The images and MS data presented here were provided by Dr. Ron Heeren , Florian Barré, Silvia Mas, and Anton Skriba from the M4i Institute at Maastricht University.
Application & Background
When preparing tissue sections for matrix-assisted laser desorption/ionization mass spectrometry imaging (MALDI MSI), there is often a trade-off between detection of analytes and image resolution. This is due to the fact that a wetter matrix coating can be used to promote matrix adsorption into the tissue and to lead to co-crystallization of the matrix with a greater number of molecules, thus improving signal sensitivity and strength. However, a wetter matrix deposition that uses more solvent during sample preparation can also lead to analyte delocalization within the tissue, resulting in blurred images. Here, we aimed to compare a wet spray deposition method of norhamane matrix using the HTX TM-Sprayer with a solvent-free deposition method using the HTX Sublimator to investigate the effects of these two sample preparation protocols on overall spectrum intensity and image resolution.
Rodent brain and intestinal tissue samples were harvested by the Pharmacology Unit, School of Pharmacy, University of Camerino, Camerino, Italy, in accordance with the EC guidelines governing animal welfare and protection (EEC Council Directive 2010/63/UE), Italian legislation on animal experimentation (Decreto Legislativo n. 116, January 27, 1992) (n. 1610/2013), and had the approval of the local Ethical Committee.
Matrix Application: HTX Sublimator
90 mg of norhamane matrix was dissolved in 2 mL MeOH. The matrix mixture was pipetted onto the trough in the HTX Sublimator vacuum chamber. The trough was pre-heated to 65ºC to evaporate all of the MeOH solvent. A vacuum chamber was then drawn, and sublimation occurred at 140ºC over 180 seconds in the HTX Sublimator.
Matrix Application: HTX TM-Sprayer
Norhamane was applied to the slide at a concentration (C) of 7 mg/mL (in 2:1 v/v Chloroform: MeOH) using the HTX TM-SprayerTM. The slide was coated using the following parameters:
MALDI Mass spectrometry imaging
Imaging was performed on a Bruker rapifleX MALDI mass spectrometer operated in negative ion mode with a 50 μm pixel spot size. All ion images were generated using FlexImaging v5.0.
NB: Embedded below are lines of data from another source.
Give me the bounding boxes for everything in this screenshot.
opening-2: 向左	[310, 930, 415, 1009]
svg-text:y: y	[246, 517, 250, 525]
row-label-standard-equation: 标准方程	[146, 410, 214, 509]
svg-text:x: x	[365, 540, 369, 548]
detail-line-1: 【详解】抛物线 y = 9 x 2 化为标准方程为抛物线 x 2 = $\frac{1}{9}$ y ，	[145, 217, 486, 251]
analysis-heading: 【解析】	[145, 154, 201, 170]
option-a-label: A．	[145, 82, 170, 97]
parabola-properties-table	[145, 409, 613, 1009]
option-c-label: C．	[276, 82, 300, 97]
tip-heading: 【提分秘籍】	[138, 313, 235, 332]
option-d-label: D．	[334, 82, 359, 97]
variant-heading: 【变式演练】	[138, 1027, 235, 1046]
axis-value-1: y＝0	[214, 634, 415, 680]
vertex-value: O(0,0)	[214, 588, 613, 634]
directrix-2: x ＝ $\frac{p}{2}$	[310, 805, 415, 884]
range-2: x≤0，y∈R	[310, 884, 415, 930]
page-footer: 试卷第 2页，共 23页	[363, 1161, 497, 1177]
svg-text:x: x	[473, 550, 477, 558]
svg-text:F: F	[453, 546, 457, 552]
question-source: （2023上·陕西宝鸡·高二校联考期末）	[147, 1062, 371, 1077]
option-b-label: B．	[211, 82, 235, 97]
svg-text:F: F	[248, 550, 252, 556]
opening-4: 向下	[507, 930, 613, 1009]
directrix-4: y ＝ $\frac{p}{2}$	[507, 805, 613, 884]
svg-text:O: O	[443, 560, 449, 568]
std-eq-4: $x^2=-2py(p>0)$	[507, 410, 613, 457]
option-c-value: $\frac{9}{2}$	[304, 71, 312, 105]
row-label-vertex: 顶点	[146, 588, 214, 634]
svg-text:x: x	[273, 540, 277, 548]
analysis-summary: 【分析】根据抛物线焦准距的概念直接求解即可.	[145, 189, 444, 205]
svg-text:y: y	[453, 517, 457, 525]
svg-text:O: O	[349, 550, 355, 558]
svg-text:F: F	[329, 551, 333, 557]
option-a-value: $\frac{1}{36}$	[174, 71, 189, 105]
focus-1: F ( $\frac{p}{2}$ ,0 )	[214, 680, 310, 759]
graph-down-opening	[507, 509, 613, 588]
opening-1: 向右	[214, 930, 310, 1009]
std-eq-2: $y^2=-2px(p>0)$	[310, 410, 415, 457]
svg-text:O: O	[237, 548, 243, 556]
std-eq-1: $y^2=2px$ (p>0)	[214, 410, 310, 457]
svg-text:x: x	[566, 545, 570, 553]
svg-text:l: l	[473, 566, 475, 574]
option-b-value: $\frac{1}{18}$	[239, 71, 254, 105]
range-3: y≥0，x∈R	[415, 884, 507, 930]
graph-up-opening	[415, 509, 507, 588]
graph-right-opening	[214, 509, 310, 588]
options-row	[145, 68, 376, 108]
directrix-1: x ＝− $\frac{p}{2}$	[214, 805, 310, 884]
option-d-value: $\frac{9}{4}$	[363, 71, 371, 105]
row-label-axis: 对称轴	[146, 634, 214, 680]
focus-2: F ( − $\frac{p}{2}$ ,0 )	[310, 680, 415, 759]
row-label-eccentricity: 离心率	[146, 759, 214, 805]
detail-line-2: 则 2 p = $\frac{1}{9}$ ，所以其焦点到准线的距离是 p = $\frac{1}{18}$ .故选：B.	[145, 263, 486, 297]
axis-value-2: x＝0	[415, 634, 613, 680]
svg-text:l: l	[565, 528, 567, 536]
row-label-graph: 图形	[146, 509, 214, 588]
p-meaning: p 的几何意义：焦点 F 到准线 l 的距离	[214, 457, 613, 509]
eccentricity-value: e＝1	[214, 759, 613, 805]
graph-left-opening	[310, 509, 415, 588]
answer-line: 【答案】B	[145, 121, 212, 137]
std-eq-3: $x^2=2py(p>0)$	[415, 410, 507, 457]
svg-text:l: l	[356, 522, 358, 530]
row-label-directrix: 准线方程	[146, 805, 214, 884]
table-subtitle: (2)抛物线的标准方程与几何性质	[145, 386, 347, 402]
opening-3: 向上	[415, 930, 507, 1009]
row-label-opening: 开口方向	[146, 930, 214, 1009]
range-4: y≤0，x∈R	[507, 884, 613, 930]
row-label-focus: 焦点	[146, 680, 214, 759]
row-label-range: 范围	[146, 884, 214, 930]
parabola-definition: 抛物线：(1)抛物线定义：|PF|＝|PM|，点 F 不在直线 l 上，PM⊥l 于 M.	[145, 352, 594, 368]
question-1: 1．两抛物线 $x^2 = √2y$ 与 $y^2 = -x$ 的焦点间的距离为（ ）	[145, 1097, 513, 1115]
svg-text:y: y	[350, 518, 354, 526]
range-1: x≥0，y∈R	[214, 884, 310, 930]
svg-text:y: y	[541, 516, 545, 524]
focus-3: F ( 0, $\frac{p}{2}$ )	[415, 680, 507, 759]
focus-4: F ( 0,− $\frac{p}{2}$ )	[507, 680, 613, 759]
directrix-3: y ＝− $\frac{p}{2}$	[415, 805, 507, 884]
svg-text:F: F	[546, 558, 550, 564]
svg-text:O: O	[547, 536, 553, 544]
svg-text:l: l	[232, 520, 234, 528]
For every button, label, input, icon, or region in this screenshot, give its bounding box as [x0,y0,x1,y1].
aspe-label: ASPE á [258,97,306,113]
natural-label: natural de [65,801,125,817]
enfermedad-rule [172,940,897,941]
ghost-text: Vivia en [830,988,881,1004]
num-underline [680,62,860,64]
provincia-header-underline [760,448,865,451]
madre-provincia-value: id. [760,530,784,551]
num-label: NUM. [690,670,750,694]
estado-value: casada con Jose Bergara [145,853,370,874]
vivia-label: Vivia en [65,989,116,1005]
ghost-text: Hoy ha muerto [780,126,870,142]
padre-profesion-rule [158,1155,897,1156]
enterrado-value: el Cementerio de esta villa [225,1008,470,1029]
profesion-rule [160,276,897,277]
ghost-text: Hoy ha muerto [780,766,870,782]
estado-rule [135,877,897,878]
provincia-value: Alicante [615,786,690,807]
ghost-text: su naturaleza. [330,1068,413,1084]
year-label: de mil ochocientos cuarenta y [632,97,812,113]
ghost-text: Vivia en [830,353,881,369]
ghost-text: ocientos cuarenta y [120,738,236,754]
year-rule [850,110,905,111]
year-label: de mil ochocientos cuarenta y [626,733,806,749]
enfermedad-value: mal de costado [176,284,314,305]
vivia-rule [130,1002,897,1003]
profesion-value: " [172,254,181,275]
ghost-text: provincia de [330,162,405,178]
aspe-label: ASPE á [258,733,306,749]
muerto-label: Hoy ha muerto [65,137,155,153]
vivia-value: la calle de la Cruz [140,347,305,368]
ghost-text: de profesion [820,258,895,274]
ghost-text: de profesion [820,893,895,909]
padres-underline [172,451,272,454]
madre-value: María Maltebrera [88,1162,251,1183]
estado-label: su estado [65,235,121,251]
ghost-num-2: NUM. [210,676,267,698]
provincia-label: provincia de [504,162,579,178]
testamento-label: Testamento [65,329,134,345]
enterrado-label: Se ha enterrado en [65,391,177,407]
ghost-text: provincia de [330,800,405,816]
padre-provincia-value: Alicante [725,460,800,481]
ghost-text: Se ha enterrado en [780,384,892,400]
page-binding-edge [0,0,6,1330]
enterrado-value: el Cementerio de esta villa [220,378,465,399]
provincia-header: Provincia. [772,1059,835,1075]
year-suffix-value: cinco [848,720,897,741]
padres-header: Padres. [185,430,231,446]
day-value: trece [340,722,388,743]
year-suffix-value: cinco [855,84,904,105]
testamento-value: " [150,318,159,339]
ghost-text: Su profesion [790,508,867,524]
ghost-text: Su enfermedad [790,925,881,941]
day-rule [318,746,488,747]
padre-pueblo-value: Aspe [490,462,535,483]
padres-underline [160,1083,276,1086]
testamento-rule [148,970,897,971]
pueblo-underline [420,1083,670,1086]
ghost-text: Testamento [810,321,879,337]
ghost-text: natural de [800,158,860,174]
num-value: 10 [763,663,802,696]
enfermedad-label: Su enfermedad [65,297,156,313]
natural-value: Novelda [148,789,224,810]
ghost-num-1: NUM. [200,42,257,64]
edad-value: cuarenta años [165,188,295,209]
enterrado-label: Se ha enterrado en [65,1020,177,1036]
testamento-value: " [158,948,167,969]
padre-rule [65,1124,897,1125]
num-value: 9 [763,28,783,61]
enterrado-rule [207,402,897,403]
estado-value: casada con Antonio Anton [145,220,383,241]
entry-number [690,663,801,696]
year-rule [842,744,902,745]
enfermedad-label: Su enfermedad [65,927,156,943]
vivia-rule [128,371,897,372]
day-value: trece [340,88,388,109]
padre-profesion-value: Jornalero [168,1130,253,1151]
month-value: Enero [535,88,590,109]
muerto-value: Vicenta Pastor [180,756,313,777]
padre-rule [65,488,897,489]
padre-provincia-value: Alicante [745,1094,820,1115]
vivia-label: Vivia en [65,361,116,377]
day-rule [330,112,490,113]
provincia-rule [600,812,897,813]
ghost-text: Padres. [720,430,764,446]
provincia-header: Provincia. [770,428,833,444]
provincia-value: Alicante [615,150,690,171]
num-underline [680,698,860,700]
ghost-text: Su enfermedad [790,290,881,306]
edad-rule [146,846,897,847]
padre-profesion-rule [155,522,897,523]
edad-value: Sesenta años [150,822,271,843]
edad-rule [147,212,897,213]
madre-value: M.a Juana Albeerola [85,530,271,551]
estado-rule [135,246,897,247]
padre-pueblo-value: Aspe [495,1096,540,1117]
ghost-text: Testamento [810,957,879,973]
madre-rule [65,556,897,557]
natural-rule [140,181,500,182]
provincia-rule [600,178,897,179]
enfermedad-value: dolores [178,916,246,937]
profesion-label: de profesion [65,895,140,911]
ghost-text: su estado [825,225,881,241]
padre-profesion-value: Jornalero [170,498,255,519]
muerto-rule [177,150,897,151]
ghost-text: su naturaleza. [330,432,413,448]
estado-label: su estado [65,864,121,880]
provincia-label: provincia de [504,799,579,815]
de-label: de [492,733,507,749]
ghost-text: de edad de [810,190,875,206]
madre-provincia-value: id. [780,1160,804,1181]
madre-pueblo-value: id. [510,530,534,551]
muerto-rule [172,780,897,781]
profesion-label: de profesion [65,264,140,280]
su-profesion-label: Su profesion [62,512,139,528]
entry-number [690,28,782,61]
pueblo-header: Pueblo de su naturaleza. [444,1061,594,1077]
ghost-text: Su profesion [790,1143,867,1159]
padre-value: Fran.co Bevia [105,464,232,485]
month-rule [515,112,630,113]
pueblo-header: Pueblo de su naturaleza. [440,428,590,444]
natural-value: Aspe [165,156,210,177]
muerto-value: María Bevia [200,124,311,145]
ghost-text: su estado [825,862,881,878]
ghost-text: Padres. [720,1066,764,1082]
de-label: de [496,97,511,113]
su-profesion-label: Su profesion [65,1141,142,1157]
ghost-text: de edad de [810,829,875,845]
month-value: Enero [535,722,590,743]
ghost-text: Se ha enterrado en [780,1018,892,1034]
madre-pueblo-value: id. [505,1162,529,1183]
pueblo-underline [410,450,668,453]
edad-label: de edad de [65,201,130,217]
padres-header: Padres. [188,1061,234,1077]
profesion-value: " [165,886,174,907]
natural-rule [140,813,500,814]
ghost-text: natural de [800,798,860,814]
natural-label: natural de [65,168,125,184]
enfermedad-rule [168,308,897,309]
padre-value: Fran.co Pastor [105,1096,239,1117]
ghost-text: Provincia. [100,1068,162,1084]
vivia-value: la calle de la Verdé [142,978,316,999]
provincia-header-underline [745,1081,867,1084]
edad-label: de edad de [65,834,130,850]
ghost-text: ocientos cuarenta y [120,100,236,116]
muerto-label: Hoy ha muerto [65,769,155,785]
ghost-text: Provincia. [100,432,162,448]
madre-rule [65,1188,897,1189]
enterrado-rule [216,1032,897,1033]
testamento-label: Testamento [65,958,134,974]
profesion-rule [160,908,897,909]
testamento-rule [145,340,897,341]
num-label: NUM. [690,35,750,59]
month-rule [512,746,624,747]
When comparing these two methods of norhamane matrix deposition for MALDI MSI of small molecules in rat brain tissue, it was found that image resolution was slightly higher in the sample prepared using the HTX Sublimator (Figure 1). In addition, there was a 10-20% increase in relative signal intensity for the top peaks of the spectrum from the tissue section prepared with the HTX Sublimator when compared to the same peaks in the spectrum from the tissue prepared with the HTX TM-Sprayer (Figure 2). We also investigated the performance of the HTX Sublimator in a MALDI MSI experiment of rat intestinal tissue to test the reproducibility of the high-resolution images acquired using the HTX Sublimator in a different tissue type (Figure 3).
Solvent-free matrix deposition via sublimation offers several advantages over typical spraying methods. It can often improve image resolution, as no solvent is ever introduced to the surface sample to induce analyte delocalization. High-resolution images were also able to be produced in the rat intestine, which has less inherent biological structure than the brain. In addition, as we demonstrate here, signal sensitivity is maintained, or slightly improved, using sublimation for sample preparation for low mass ranges, and sublimation protocols can also be significantly faster than spraying matrix for a single slide. However, certain matrices and matrix additives (e.g. TFA) cannot be deposited via sublimation. Importantly, the results generated from each sample preparation protocol were consistent with one another, meaning these two technologies can be used in similar MALDI MSI work-flows.